Challenges in AI-driven underwriting
Despite the excitement around AI and GenAI, there are significant challenges in integrating these technologies into underwriting. One major hurdle is the cultural shift required among underwriters. “Underwriting has always been a human-based discipline where underwriters pride themselves on judgment and decision-making. When you bring in GenAI, it can be challenging for professionals who believe that their expertise is irreplaceable,” explained Hacker.
Rather than replacing human judgment, AI is positioned as a tool to enhance underwriting capabilities by providing deeper insights and faster data processing. The key challenge for insurers is to ensure that underwriters see AI as an enabler rather than a threat.
Another critical challenge is regulatory compliance. The insurance industry operates under strict guidelines and any AI-driven decision-making must adhere to these regulations.
“Ensuring that the decisions made are compliant with all the rules is crucial. There’s no tolerance for missing regulations or being non-compliant,” said Hacker.
Additionally, data quality remains a crucial factor in AI implementation. Many organizations are eager to adopt AI but lack the proper data infrastructure to support it. “The models are only as good as the data input. If there are issues with the data, the outcomes will be flawed,” cautioned Hacker. To successfully integrate GenAI into underwriting, insurers need a clear strategy that includes:
- A balanced approach: AI should complement human expertise rather than replace it
- Robust governance: A well-defined AI governance framework is essential to ensure regulatory compliance and ethical AI usage
- Data readiness: Organizations must invest in data management strategies to ensure high-quality inputs for AI models
Enhancing customer experience: Speed, transparency and trust
One of the most significant impacts of AI in underwriting is on the customer experience. As Hacker highlighted, the ultimate goal of these technological advancements is to improve service speed, application processing and overall customer satisfaction.

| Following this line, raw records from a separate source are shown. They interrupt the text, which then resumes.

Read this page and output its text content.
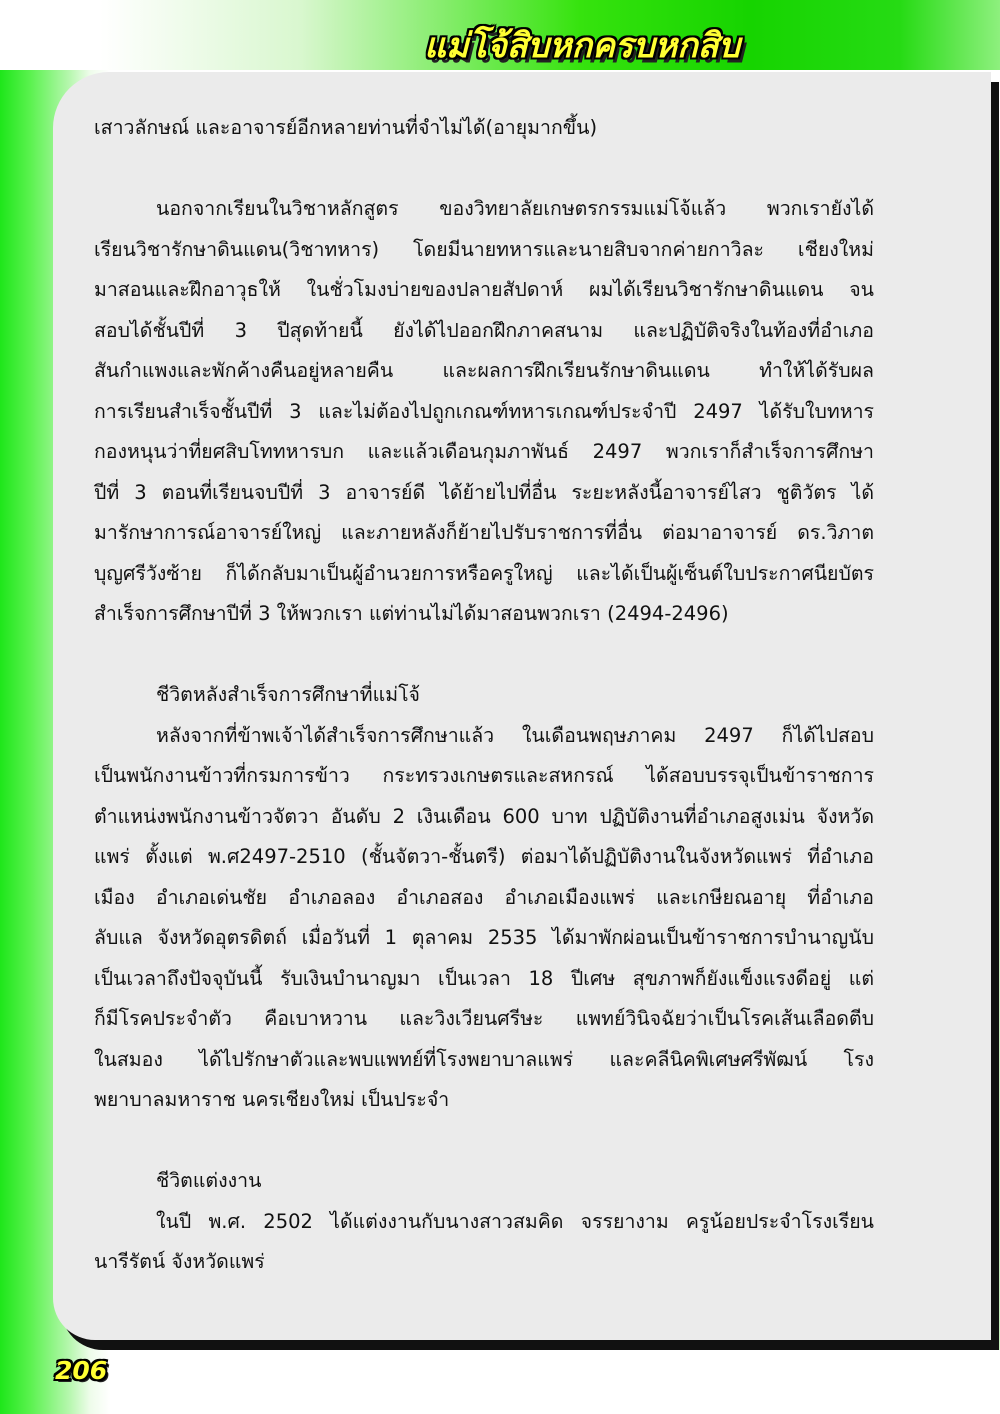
แม่โจ้สิบหกครบหกสิบ

เสาวลักษณ์ และอาจารย์อีกหลายท่านที่จำไม่ได้(อายุมากขึ้น)

นอกจากเรียนในวิชาหลักสูตร ของวิทยาลัยเกษตรกรรมแม่โจ้แล้ว พวกเรายังได้
เรียนวิชารักษาดินแดน(วิชาทหาร) โดยมีนายทหารและนายสิบจากค่ายกาวิละ เชียงใหม่
มาสอนและฝึกอาวุธให้ ในชั่วโมงบ่ายของปลายสัปดาห์ ผมได้เรียนวิชารักษาดินแดน จน
สอบได้ชั้นปีที่ 3 ปีสุดท้ายนี้ ยังได้ไปออกฝึกภาคสนาม และปฏิบัติจริงในท้องที่อำเภอ
สันกำแพงและพักค้างคืนอยู่หลายคืน และผลการฝึกเรียนรักษาดินแดน ทำให้ได้รับผล
การเรียนสำเร็จชั้นปีที่ 3 และไม่ต้องไปถูกเกณฑ์ทหารเกณฑ์ประจำปี 2497 ได้รับใบทหาร
กองหนุนว่าที่ยศสิบโททหารบก และแล้วเดือนกุมภาพันธ์ 2497 พวกเราก็สำเร็จการศึกษา
ปีที่ 3 ตอนที่เรียนจบปีที่ 3 อาจารย์ดี ได้ย้ายไปที่อื่น ระยะหลังนี้อาจารย์ไสว ชูติวัตร ได้
มารักษาการณ์อาจารย์ใหญ่ และภายหลังก็ย้ายไปรับราชการที่อื่น ต่อมาอาจารย์ ดร.วิภาต
บุญศรีวังซ้าย ก็ได้กลับมาเป็นผู้อำนวยการหรือครูใหญ่ และได้เป็นผู้เซ็นต์ใบประกาศนียบัตร
สำเร็จการศึกษาปีที่ 3 ให้พวกเรา แต่ท่านไม่ได้มาสอนพวกเรา (2494-2496)

ชีวิตหลังสำเร็จการศึกษาที่แม่โจ้

หลังจากที่ข้าพเจ้าได้สำเร็จการศึกษาแล้ว ในเดือนพฤษภาคม 2497 ก็ได้ไปสอบ
เป็นพนักงานข้าวที่กรมการข้าว กระทรวงเกษตรและสหกรณ์ ได้สอบบรรจุเป็นข้าราชการ
ตำแหน่งพนักงานข้าวจัตวา อันดับ 2 เงินเดือน 600 บาท ปฏิบัติงานที่อำเภอสูงเม่น จังหวัด
แพร่ ตั้งแต่ พ.ศ2497-2510 (ชั้นจัตวา-ชั้นตรี) ต่อมาได้ปฏิบัติงานในจังหวัดแพร่ ที่อำเภอ
เมือง อำเภอเด่นชัย อำเภอลอง อำเภอสอง อำเภอเมืองแพร่ และเกษียณอายุ ที่อำเภอ
ลับแล จังหวัดอุตรดิตถ์ เมื่อวันที่ 1 ตุลาคม 2535 ได้มาพักผ่อนเป็นข้าราชการบำนาญนับ
เป็นเวลาถึงปัจจุบันนี้ รับเงินบำนาญมา เป็นเวลา 18 ปีเศษ สุขภาพก็ยังแข็งแรงดีอยู่ แต่
ก็มีโรคประจำตัว คือเบาหวาน และวิงเวียนศรีษะ แพทย์วินิจฉัยว่าเป็นโรคเส้นเลือดตีบ
ในสมอง ได้ไปรักษาตัวและพบแพทย์ที่โรงพยาบาลแพร่ และคลีนิคพิเศษศรีพัฒน์ โรง
พยาบาลมหาราช นครเชียงใหม่ เป็นประจำ

ชีวิตแต่งงาน

ในปี พ.ศ. 2502 ได้แต่งงานกับนางสาวสมคิด จรรยางาม ครูน้อยประจำโรงเรียน
นารีรัตน์ จังหวัดแพร่

206
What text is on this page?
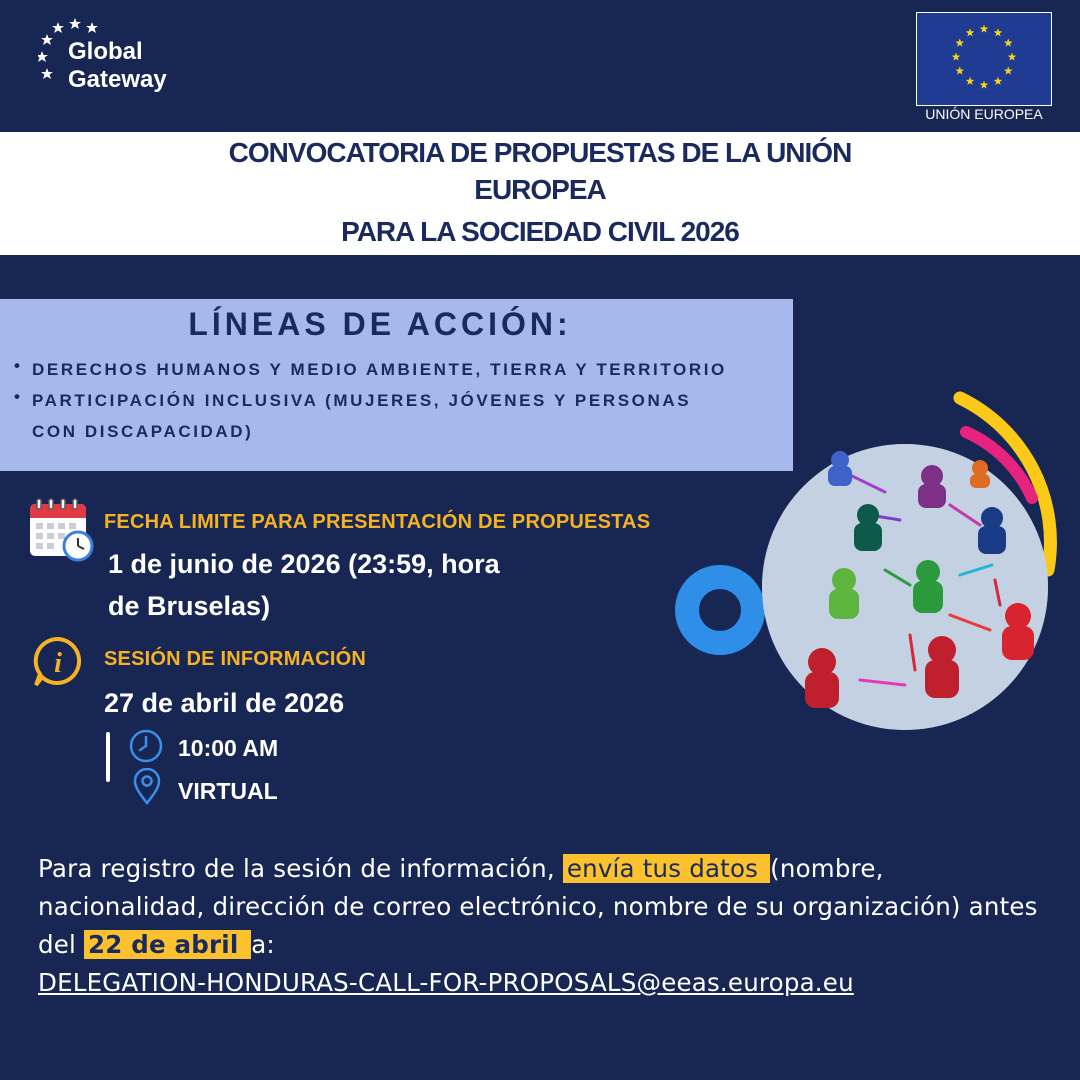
Global
Gateway
UNIÓN EUROPEA
CONVOCATORIA DE PROPUESTAS DE LA UNIÓN
EUROPEA
PARA LA SOCIEDAD CIVIL 2026
LÍNEAS DE ACCIÓN:
• DERECHOS HUMANOS Y MEDIO AMBIENTE, TIERRA Y TERRITORIO
• PARTICIPACIÓN INCLUSIVA (MUJERES, JÓVENES Y PERSONAS
CON DISCAPACIDAD)
FECHA LIMITE PARA PRESENTACIÓN DE PROPUESTAS
1 de junio de 2026 (23:59, hora
de Bruselas)
i SESIÓN DE INFORMACIÓN
27 de abril de 2026
10:00 AM
VIRTUAL
Para registro de la sesión de información, envía tus datos (nombre, nacionalidad, dirección de correo electrónico, nombre de su organización) antes del 22 de abril a:
DELEGATION-HONDURAS-CALL-FOR-PROPOSALS@eeas.europa.eu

"One of the reasons that insurers focus on efficiency, especially in an underwriting environment, is about the customer experience. It’s to make sure that they are providing the right outcomes quickly, not just individually for customers, but as a group," said Hacker.
Insurance customers rely on fair pricing and efficient claims handling. The underwriting process, along with claims processing, policy issuance and operational costs, directly influences the price a customer pays for coverage. AI-driven efficiency enables insurers to make faster decisions, reduce processing costs and pass those benefits on to the customer.
"The more effective you can be with GenAI, whether it’s for quicker decision-making, evaluating vast amounts of data faster or serving insights to underwriters in real-time, it reduces costs and, ultimately, helps deliver better pricing and faster service to customers," she said.
GenAI also has the potential to make digital insurance platforms more intuitive and efficient, ensuring that customers receive policy approvals, claims settlements and support faster than ever before. However, while AI promises speed, insurers must balance this with fairness, transparency and responsible governance.
"Customers need to feel confident that GenAI is being used responsibly. There are varying perceptions about AI; some embrace it, while others are more skeptical. That’s why insurers must ensure transparency, eliminate bias in models and demonstrate ethical AI usage. A strong governance framework is essential to build trust and confidence," added Hacker.
This balance between efficiency and ethics will define the next phase of AI-driven underwriting, ensuring that while automation accelerates processes, customer confidence in the system remains unwavering.